Because suffering is part of human life, everyone asks why it exists, and the answers we give to ourselves make a great deal of difference. Explanations lead to action, for one thing. Billions of people choose religion as a way to accept suffering or to try and escape it. In the first post of this series we began with the opposite of religion, however. The modern tendency, deeply influenced by science, is to explain the bad things in life as random and accidental. This explanation also leads to action. If you accept that random events will bring pain into your existence, with no blame or guilt on your part and no higher being who is punishing you, you won’t behave like a devout Christian or Muslim.

The notion that science has raised us above superstition has become a stick that staunch atheists like Richard Dawkins use to beat religion over the head. Yet the issue is subtler than the war between belief and skepticism. In the world’s wisdom traditions suffering has a cause and therefore a solution–such is the message of every great spiritual guide. The answers that they delivered have shaped civilization. In the first glow of discovery, Darwin and Freud, not to mention Marx, were eager to throw out the worst of religious excess. Yet as we saw in the first post, substituting randomness for God was not a psychological step forward. An accidental universe is almost impossible to live with for creatures like us who shape our existence to be meaningful.

If the good parts of your life are to have meaning, the same must be true of the bad parts. That, too, is a continual message delivered by the world’s wisdom traditions. How, then, are the dark and the light related to each other? There are cosmic answers to this question, and by a kind of trickle down effect, the cosmic answer turns into the answer we accept in normal, everyday existence.

Here are the basic choices for how the two aspects of life, pain and pleasure, came to exist.

1. Two universal forces contend for control of creation, one being good, the other evil. Human beings are caught in this titanic struggle between light and darkness.

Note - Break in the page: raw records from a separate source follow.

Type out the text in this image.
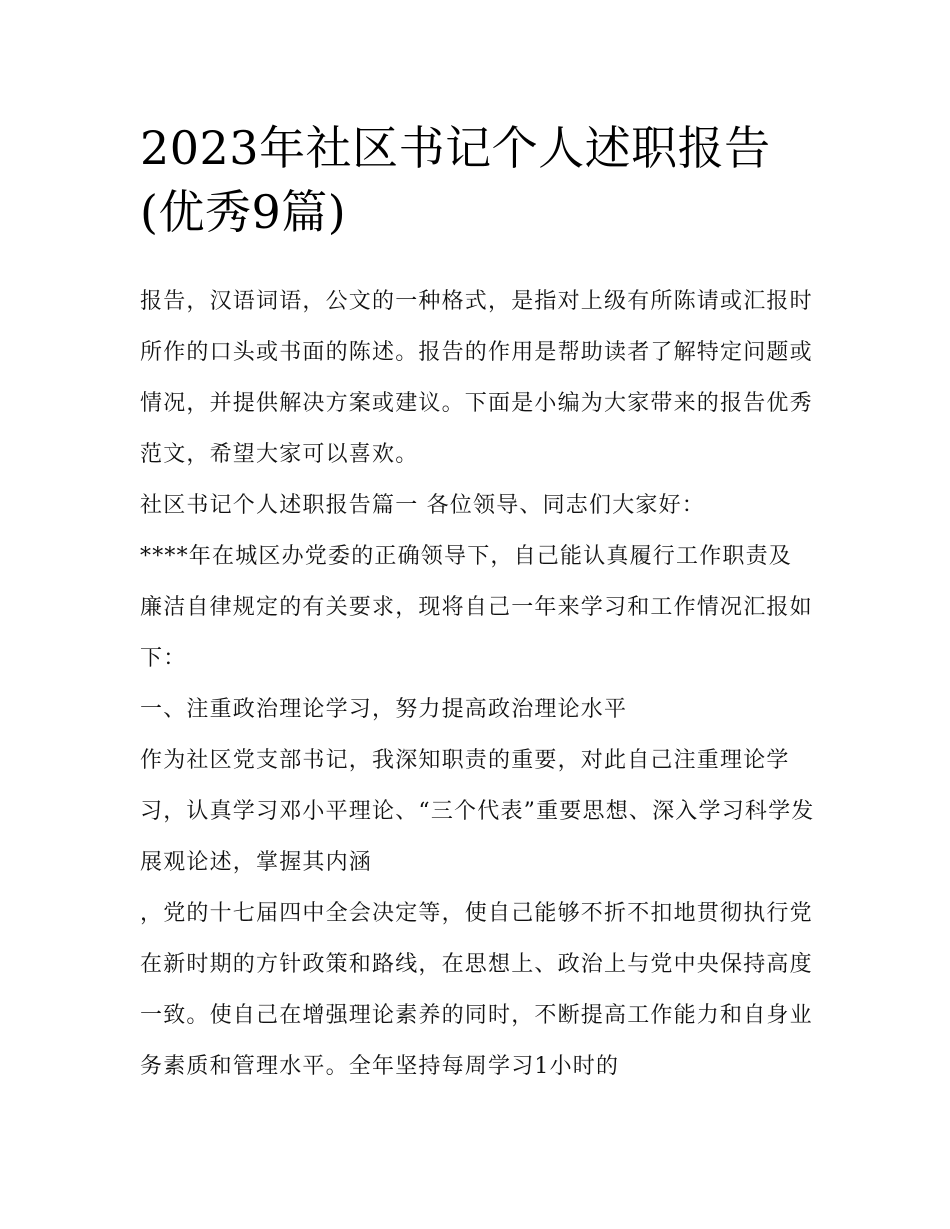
2023年社区书记个人述职报告(优秀9篇)

报告，汉语词语，公文的一种格式，是指对上级有所陈请或汇报时所作的口头或书面的陈述。报告的作用是帮助读者了解特定问题或情况，并提供解决方案或建议。下面是小编为大家带来的报告优秀范文，希望大家可以喜欢。

社区书记个人述职报告篇一 各位领导、同志们大家好：

****年在城区办党委的正确领导下，自己能认真履行工作职责及廉洁自律规定的有关要求，现将自己一年来学习和工作情况汇报如下：

一、注重政治理论学习，努力提高政治理论水平

作为社区党支部书记，我深知职责的重要，对此自己注重理论学习，认真学习邓小平理论、“三个代表”重要思想、深入学习科学发展观论述，掌握其内涵

，党的十七届四中全会决定等，使自己能够不折不扣地贯彻执行党在新时期的方针政策和路线，在思想上、政治上与党中央保持高度一致。使自己在增强理论素养的同时，不断提高工作能力和自身业务素质和管理水平。全年坚持每周学习1小时的
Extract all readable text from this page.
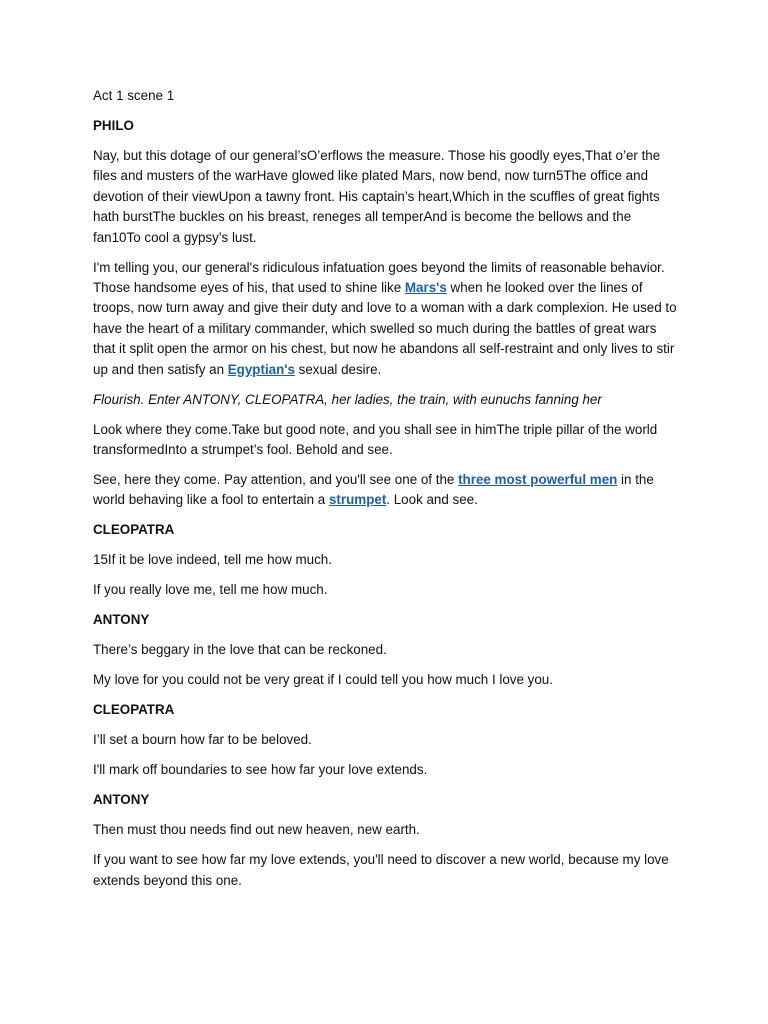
Act 1 scene 1

PHILO

Nay, but this dotage of our general’sO’erflows the measure. Those his goodly eyes,That o’er the files and musters of the warHave glowed like plated Mars, now bend, now turn5The office and devotion of their viewUpon a tawny front. His captain’s heart,Which in the scuffles of great fights hath burstThe buckles on his breast, reneges all temperAnd is become the bellows and the fan10To cool a gypsy’s lust.

I'm telling you, our general's ridiculous infatuation goes beyond the limits of reasonable behavior. Those handsome eyes of his, that used to shine like Mars's when he looked over the lines of troops, now turn away and give their duty and love to a woman with a dark complexion. He used to have the heart of a military commander, which swelled so much during the battles of great wars that it split open the armor on his chest, but now he abandons all self-restraint and only lives to stir up and then satisfy an Egyptian's sexual desire.

Flourish. Enter ANTONY, CLEOPATRA, her ladies, the train, with eunuchs fanning her

Look where they come.Take but good note, and you shall see in himThe triple pillar of the world transformedInto a strumpet’s fool. Behold and see.

See, here they come. Pay attention, and you'll see one of the three most powerful men in the world behaving like a fool to entertain a strumpet. Look and see.

CLEOPATRA

15If it be love indeed, tell me how much.

If you really love me, tell me how much.

ANTONY

There’s beggary in the love that can be reckoned.

My love for you could not be very great if I could tell you how much I love you.

CLEOPATRA

I’ll set a bourn how far to be beloved.

I'll mark off boundaries to see how far your love extends.

ANTONY

Then must thou needs find out new heaven, new earth.

If you want to see how far my love extends, you'll need to discover a new world, because my love extends beyond this one.
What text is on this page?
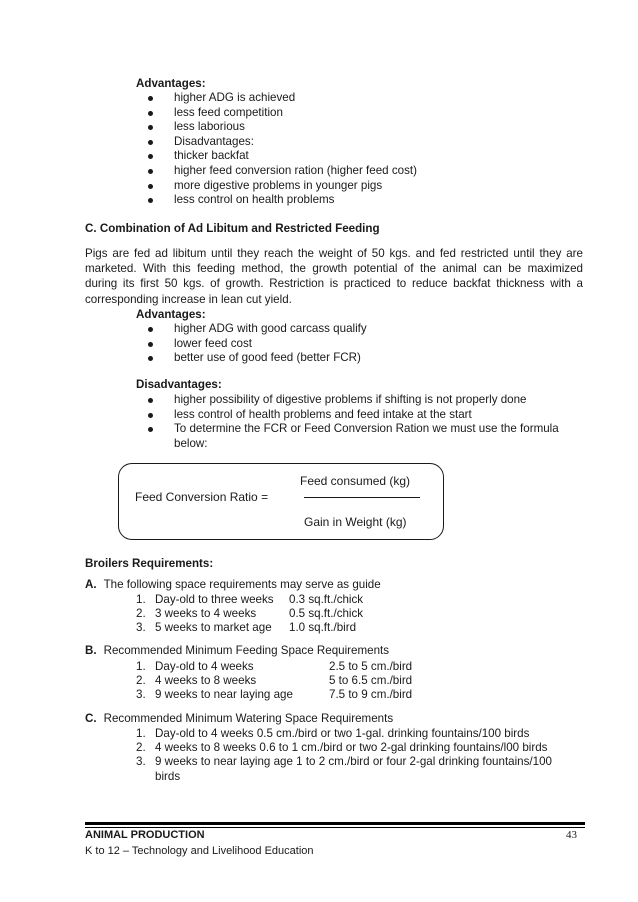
Advantages:
higher ADG is achieved
less feed competition
less laborious
Disadvantages:
thicker backfat
higher feed conversion ration (higher feed cost)
more digestive problems in younger pigs
less control on health problems
C. Combination of Ad Libitum and Restricted Feeding
Pigs are fed ad libitum until they reach the weight of 50 kgs. and fed restricted until they are
marketed. With this feeding method, the growth potential of the animal can be maximized
during its first 50 kgs. of growth. Restriction is practiced to reduce backfat thickness with a
corresponding increase in lean cut yield.
Advantages:
higher ADG with good carcass qualify
lower feed cost
better use of good feed (better FCR)
Disadvantages:
higher possibility of digestive problems if shifting is not properly done
less control of health problems and feed intake at the start
To determine the FCR or Feed Conversion Ration we must use the formula
below:
Feed consumed (kg)
Feed Conversion Ratio =
Gain in Weight (kg)
Broilers Requirements:
A. The following space requirements may serve as guide
1. Day-old to three weeks 0.3 sq.ft./chick
2. 3 weeks to 4 weeks	0.5 sq.ft./chick
3. 5 weeks to market age 1.0 sq.ft./bird
B. Recommended Minimum Feeding Space Requirements
1. Day-old to 4 weeks	2.5 to 5 cm./bird
2. 4 weeks to 8 weeks	5 to 6.5 cm./bird
3. 9 weeks to near laying age	7.5 to 9 cm./bird
C. Recommended Minimum Watering Space Requirements
1. Day-old to 4 weeks 0.5 cm./bird or two 1-gal. drinking fountains/100 birds
2. 4 weeks to 8 weeks 0.6 to 1 cm./bird or two 2-gal drinking fountains/l00 birds
3. 9 weeks to near laying age 1 to 2 cm./bird or four 2-gal drinking fountains/100
birds
ANIMAL PRODUCTION	43
K to 12 – Technology and Livelihood Education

2.  Creation cannot exist without destruction. These forces are not opposites but two sides of the same eternal process.

3.  The only real existence transcends good and evil. All events that we perceive as good or evil, pleasurable or painful, are illusions compared to the “real” reality, which is whole and therefore not divided into opposites.

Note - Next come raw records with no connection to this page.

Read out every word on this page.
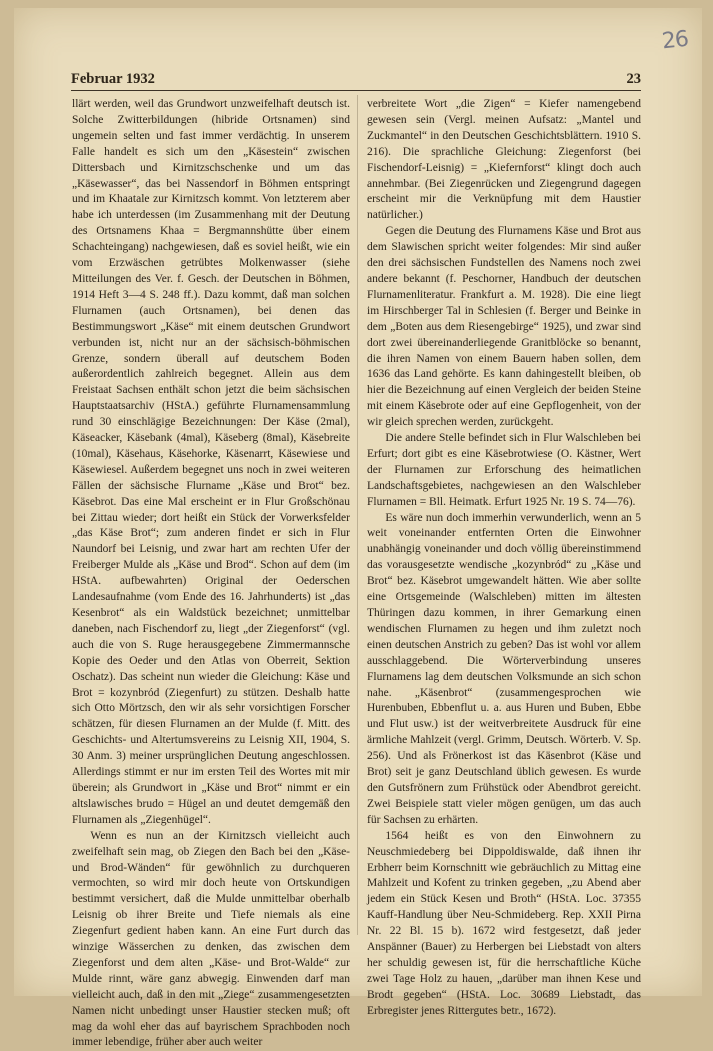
26
Februar 1932	23

llärt werden, weil das Grundwort unzweifelhaft deutsch ist. Solche Zwitterbildungen (hibride Ortsnamen) sind ungemein selten und fast immer verdächtig. In unserem Falle handelt es sich um den „Käsestein“ zwischen Dittersbach und Kirnitzschschenke und um das „Käsewasser“, das bei Nassendorf in Böhmen entspringt und im Khaatale zur Kirnitzsch kommt. Von letzterem aber habe ich unterdessen (im Zusammenhang mit der Deutung des Ortsnamens Khaa = Bergmannshütte über einem Schachteingang) nachgewiesen, daß es soviel heißt, wie ein vom Erzwäschen getrübtes Molkenwasser (siehe Mitteilungen des Ver. f. Gesch. der Deutschen in Böhmen, 1914 Heft 3—4 S. 248 ff.). Dazu kommt, daß man solchen Flurnamen (auch Ortsnamen), bei denen das Bestimmungswort „Käse“ mit einem deutschen Grundwort verbunden ist, nicht nur an der sächsisch-böhmischen Grenze, sondern überall auf deutschem Boden außerordentlich zahlreich begegnet. Allein aus dem Freistaat Sachsen enthält schon jetzt die beim sächsischen Hauptstaatsarchiv (HStA.) geführte Flurnamensammlung rund 30 einschlägige Bezeichnungen: Der Käse (2mal), Käseacker, Käsebank (4mal), Käseberg (8mal), Käsebreite (10mal), Käsehaus, Käsehorke, Käsenarrt, Käsewiese und Käsewiesel. Außerdem begegnet uns noch in zwei weiteren Fällen der sächsische Flurname „Käse und Brot“ bez. Käsebrot. Das eine Mal erscheint er in Flur Großschönau bei Zittau wieder; dort heißt ein Stück der Vorwerksfelder „das Käse Brot“; zum anderen findet er sich in Flur Naundorf bei Leisnig, und zwar hart am rechten Ufer der Freiberger Mulde als „Käse und Brod“. Schon auf dem (im HStA. aufbewahrten) Original der Oederschen Landesaufnahme (vom Ende des 16. Jahrhunderts) ist „das Kesenbrot“ als ein Waldstück bezeichnet; unmittelbar daneben, nach Fischendorf zu, liegt „der Ziegenforst“ (vgl. auch die von S. Ruge herausgegebene Zimmermannsche Kopie des Oeder und den Atlas von Oberreit, Sektion Oschatz). Das scheint nun wieder die Gleichung: Käse und Brot = kozynbród (Ziegenfurt) zu stützen. Deshalb hatte sich Otto Mörtzsch, den wir als sehr vorsichtigen Forscher schätzen, für diesen Flurnamen an der Mulde (f. Mitt. des Geschichts- und Altertumsvereins zu Leisnig XII, 1904, S. 30 Anm. 3) meiner ursprünglichen Deutung angeschlossen. Allerdings stimmt er nur im ersten Teil des Wortes mit mir überein; als Grundwort in „Käse und Brot“ nimmt er ein altslawisches brudo = Hügel an und deutet demgemäß den Flurnamen als „Ziegenhügel“.

Wenn es nun an der Kirnitzsch vielleicht auch zweifelhaft sein mag, ob Ziegen den Bach bei den „Käse- und Brod-Wänden“ für gewöhnlich zu durchqueren vermochten, so wird mir doch heute von Ortskundigen bestimmt versichert, daß die Mulde unmittelbar oberhalb Leisnig ob ihrer Breite und Tiefe niemals als eine Ziegenfurt gedient haben kann. An eine Furt durch das winzige Wässerchen zu denken, das zwischen dem Ziegenforst und dem alten „Käse- und Brot-Walde“ zur Mulde rinnt, wäre ganz abwegig. Einwenden darf man vielleicht auch, daß in den mit „Ziege“ zusammengesetzten Namen nicht unbedingt unser Haustier stecken muß; oft mag da wohl eher das auf bayrischem Sprachboden noch immer lebendige, früher aber auch weiter

verbreitete Wort „die Zigen“ = Kiefer namengebend gewesen sein (Vergl. meinen Aufsatz: „Mantel und Zuckmantel“ in den Deutschen Geschichtsblättern. 1910 S. 216). Die sprachliche Gleichung: Ziegenforst (bei Fischendorf-Leisnig) = „Kiefernforst“ klingt doch auch annehmbar. (Bei Ziegenrücken und Ziegengrund dagegen erscheint mir die Verknüpfung mit dem Haustier natürlicher.)

Gegen die Deutung des Flurnamens Käse und Brot aus dem Slawischen spricht weiter folgendes: Mir sind außer den drei sächsischen Fundstellen des Namens noch zwei andere bekannt (f. Peschorner, Handbuch der deutschen Flurnamenliteratur. Frankfurt a. M. 1928). Die eine liegt im Hirschberger Tal in Schlesien (f. Berger und Beinke in dem „Boten aus dem Riesengebirge“ 1925), und zwar sind dort zwei übereinanderliegende Granitblöcke so benannt, die ihren Namen von einem Bauern haben sollen, dem 1636 das Land gehörte. Es kann dahingestellt bleiben, ob hier die Bezeichnung auf einen Vergleich der beiden Steine mit einem Käsebrote oder auf eine Gepflogenheit, von der wir gleich sprechen werden, zurückgeht.

Die andere Stelle befindet sich in Flur Walschleben bei Erfurt; dort gibt es eine Käsebrotwiese (O. Kästner, Wert der Flurnamen zur Erforschung des heimatlichen Landschaftsgebietes, nachgewiesen an den Walschleber Flurnamen = Bll. Heimatk. Erfurt 1925 Nr. 19 S. 74—76).

Es wäre nun doch immerhin verwunderlich, wenn an 5 weit voneinander entfernten Orten die Einwohner unabhängig voneinander und doch völlig übereinstimmend das vorausgesetzte wendische „kozynbród“ zu „Käse und Brot“ bez. Käsebrot umgewandelt hätten. Wie aber sollte eine Ortsgemeinde (Walschleben) mitten im ältesten Thüringen dazu kommen, in ihrer Gemarkung einen wendischen Flurnamen zu hegen und ihm zuletzt noch einen deutschen Anstrich zu geben? Das ist wohl vor allem ausschlaggebend. Die Wörterverbindung unseres Flurnamens lag dem deutschen Volksmunde an sich schon nahe. „Käsenbrot“ (zusammengesprochen wie Hurenbuben, Ebbenflut u. a. aus Huren und Buben, Ebbe und Flut usw.) ist der weitverbreitete Ausdruck für eine ärmliche Mahlzeit (vergl. Grimm, Deutsch. Wörterb. V. Sp. 256). Und als Frönerkost ist das Käsenbrot (Käse und Brot) seit je ganz Deutschland üblich gewesen. Es wurde den Gutsfrönern zum Frühstück oder Abendbrot gereicht. Zwei Beispiele statt vieler mögen genügen, um das auch für Sachsen zu erhärten.

1564 heißt es von den Einwohnern zu Neuschmiedeberg bei Dippoldiswalde, daß ihnen ihr Erbherr beim Kornschnitt wie gebräuchlich zu Mittag eine Mahlzeit und Kofent zu trinken gegeben, „zu Abend aber jedem ein Stück Kesen und Broth“ (HStA. Loc. 37355 Kauff-Handlung über Neu-Schmideberg. Rep. XXII Pirna Nr. 22 Bl. 15 b). 1672 wird festgesetzt, daß jeder Anspänner (Bauer) zu Herbergen bei Liebstadt von alters her schuldig gewesen ist, für die herrschaftliche Küche zwei Tage Holz zu hauen, „darüber man ihnen Kese und Brodt gegeben“ (HStA. Loc. 30689 Liebstadt, das Erbregister jenes Rittergutes betr., 1672).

4. Creation was originally good, with no blemishes, and life was without suffering. Then sin entered the world through human error and disobedience. After that disastrous event, creation changed.

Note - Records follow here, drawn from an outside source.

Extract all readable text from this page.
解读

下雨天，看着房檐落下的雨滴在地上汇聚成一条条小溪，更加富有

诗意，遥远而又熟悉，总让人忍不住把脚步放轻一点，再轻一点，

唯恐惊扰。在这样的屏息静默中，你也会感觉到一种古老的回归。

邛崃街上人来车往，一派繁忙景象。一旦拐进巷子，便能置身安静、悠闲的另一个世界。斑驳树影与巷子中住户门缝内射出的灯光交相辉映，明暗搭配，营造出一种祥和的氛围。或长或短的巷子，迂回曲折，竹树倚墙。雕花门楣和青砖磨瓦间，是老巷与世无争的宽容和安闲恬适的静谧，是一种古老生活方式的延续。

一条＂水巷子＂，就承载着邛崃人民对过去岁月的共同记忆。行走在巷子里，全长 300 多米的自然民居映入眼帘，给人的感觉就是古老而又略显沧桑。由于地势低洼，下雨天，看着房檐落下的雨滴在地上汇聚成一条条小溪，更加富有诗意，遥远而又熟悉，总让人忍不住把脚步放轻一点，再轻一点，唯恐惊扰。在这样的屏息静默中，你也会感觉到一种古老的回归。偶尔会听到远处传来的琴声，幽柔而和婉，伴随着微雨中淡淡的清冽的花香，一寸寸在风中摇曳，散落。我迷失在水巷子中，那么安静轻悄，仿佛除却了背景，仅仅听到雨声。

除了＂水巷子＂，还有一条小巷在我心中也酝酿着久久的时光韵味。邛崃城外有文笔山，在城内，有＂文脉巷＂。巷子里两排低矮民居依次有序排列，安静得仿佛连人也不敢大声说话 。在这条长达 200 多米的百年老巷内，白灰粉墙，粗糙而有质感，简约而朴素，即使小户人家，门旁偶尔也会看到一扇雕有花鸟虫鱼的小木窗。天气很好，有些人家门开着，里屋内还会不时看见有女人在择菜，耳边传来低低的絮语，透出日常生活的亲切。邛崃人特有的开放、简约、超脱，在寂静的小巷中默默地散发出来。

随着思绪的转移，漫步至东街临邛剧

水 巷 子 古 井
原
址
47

5. The cosmos is presided over by higher beings who sport with humans. Our experience of pleasure and pain reflects a game that is played out beyond our ability to comprehend it.

6. The cosmos is in the state of constant evolution. Good and evil, pleasure and pain are prompts to guide us forward in our own evolution.

7.  The relationship between this world of light and darkness and some other world cannot be known. Going beyond pleasure and pain reveals a kind of emptiness, which is the only escape route, despite our yearning for higher purpose.

Although there are countless variations on these seven themes, they will serve as a template for how people explain good and evil as cosmic forces. For the devout, there is no mixing of stories – a fundamentalist, whether Christian or Muslim, adheres to the teachings of his faith. Yet increasingly we feel confused; some bits and pieces of each explanation tug at us. On some days we watch the news and an airplane crash is shrugged off as a terrible accident. On other days a well-known villain gets his comeuppance, and we tell ourselves that good has won out over evil; a just punishment has been rendered.

Confusion makes it more difficult to lead a meaningful life. In the back of our minds, we’d prefer to know, with some certainty, that our lives mean something, that we aren’t pawns in a game of blind chess.  In an effort to tell yourself a consistent story about who you are and why you are here, you can’t escape the temptation to choose a cosmic explanation, even if it’s the explanation that rests on randomness.  Depending on which explanation you finally accept, your whole life will unfold along a path. Call it a spiritual path or not, the implications are spiritual. You are testing through your daily actions how the universe works; you are making a silent wager over the state of your soul (for atheists, the wager is that the soul doesn’t exist).

In later posts we’ll see how each of the seven cosmic explanations alters your existence and guides your choices in life. As a preview, here are the primary decisions that each of us can choose:

1. You can live to obey God and resist the temptations of the Devil.

2. You can choose the most creative life.

3. You can decide to offer yourself in service to others.

4. You can seek to purify yourself of sin or bad karma.

5. You can pursue enlightenment in order to go beyond the world of illusion.

6. You can work to maximize your inner potential, speeding up the process of evolution.

7. You can become a co-creator of your own reality, aligning yourself with cosmic intelligence.

These are big choices based on big stories about how creation works. they are the most fascinating issues but also the most troubling that we face every day. Your ability to settle these issues becomes the most important power you possess, once you realize how deeply your life reflects the workings of the universe.